Quotes about Poverty
I want you to find the poor here, right in your own home first. And begin love there. Be that good news to your own people.
— Mother Teresa
When a poor person dies I want then to die in the arms of somebody who loves them. I want them to be able to look for the last time into the eyes of somebody who cares for them
— Mother Teresa
Every gun that is made, every warship launched, every rocket fired, signifies in the final sense a theft from those who hunger and are not fed, those who are cold and are not clothed.
— Dwight D. Eisenhower
Some years ago, the federal government declared war on poverty, and poverty won.
— Ronald Reagan
Wars of nations are fought to change maps. But wars of poverty are fought to map change.
— Muhammad Ali
The war against hunger is truly mankind's war of liberation.
— John F. Kennedy
The poor do not need charity; they need inspiration.
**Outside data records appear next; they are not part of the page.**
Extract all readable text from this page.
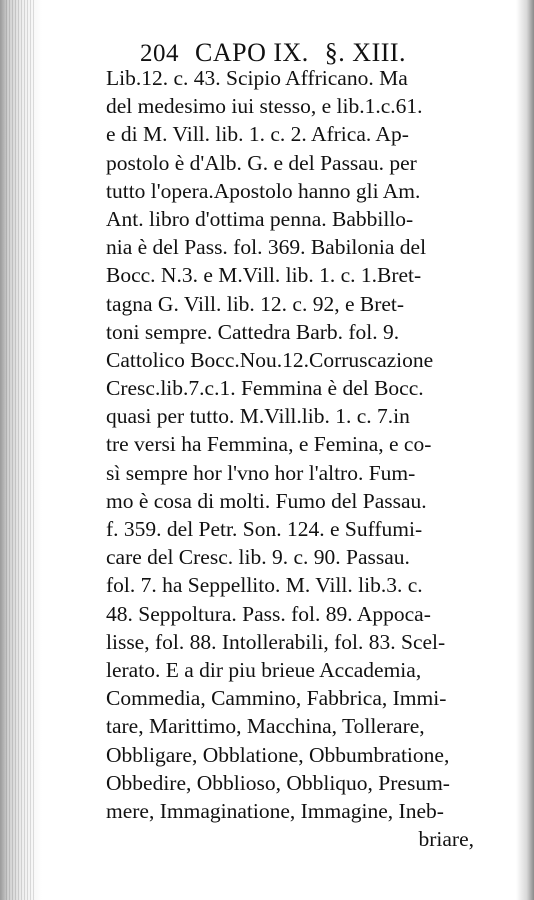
204 CAPO IX. §. XIII.
Lib.12. c. 43. Scipio Affricano. Ma
del medesimo iui stesso, e lib.1.c.61.
e di M. Vill. lib. 1. c. 2. Africa. Ap-
postolo è d'Alb. G. e del Passau. per
tutto l'opera.Apostolo hanno gli Am.
Ant. libro d'ottima penna. Babbillo-
nia è del Pass. fol. 369. Babilonia del
Bocc. N.3. e M.Vill. lib. 1. c. 1.Bret-
tagna G. Vill. lib. 12. c. 92, e Bret-
toni sempre. Cattedra Barb. fol. 9.
Cattolico Bocc.Nou.12.Corruscazione
Cresc.lib.7.c.1. Femmina è del Bocc.
quasi per tutto. M.Vill.lib. 1. c. 7.in
tre versi ha Femmina, e Femina, e co-
sì sempre hor l'vno hor l'altro. Fum-
mo è cosa di molti. Fumo del Passau.
f. 359. del Petr. Son. 124. e Suffumi-
care del Cresc. lib. 9. c. 90. Passau.
fol. 7. ha Seppellito. M. Vill. lib.3. c.
48. Seppoltura. Pass. fol. 89. Appoca-
lisse, fol. 88. Intollerabili, fol. 83. Scel-
lerato. E a dir piu brieue Accademia,
Commedia, Cammino, Fabbrica, Immi-
tare, Marittimo, Macchina, Tollerare,
Obbligare, Obblatione, Obbumbratione,
Obbedire, Obblioso, Obbliquo, Presum-
mere, Immaginatione, Immagine, Ineb-
briare,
Charity only sends them a loaf of bread to keep them alive in their wretchedness, or gives them an entertainment to make them forget for an hour or two; but inspiration will cause them to rise out of their misery. If you want to help the poor, demonstrate to them that they can become rich; prove it by getting rich yourself.
— Napoleon Hill
If you want riches, you must refuse to accept any circumstance that leads toward poverty.
— Napoleon Hill
Poverty needs no plan. It needs no one to aid it, because it is bold and ruthless. Riches are shy and timid. They have to be attracted.
— Napoleon Hill
True it is that covetousness is rich, modesty starves.
— John Milton
When I was growing up in Alabama in the '50s, even though we were poor and the laws were against blacks, we still had a sense of morality.
— Jesse Lee Peterson
It comforts everybody to think of all Negroes as dirt poor, and to regard those who were not, who earned good money and kept it, as some kind of shameful miracle. White people liked that idea because Negroes with money and sense made them nervous. Colored people liked it because, in those days, they trusted poverty, believed it was a virtue and a sure sign of honesty. Too much money had a whiff of evil and somebody else's blood.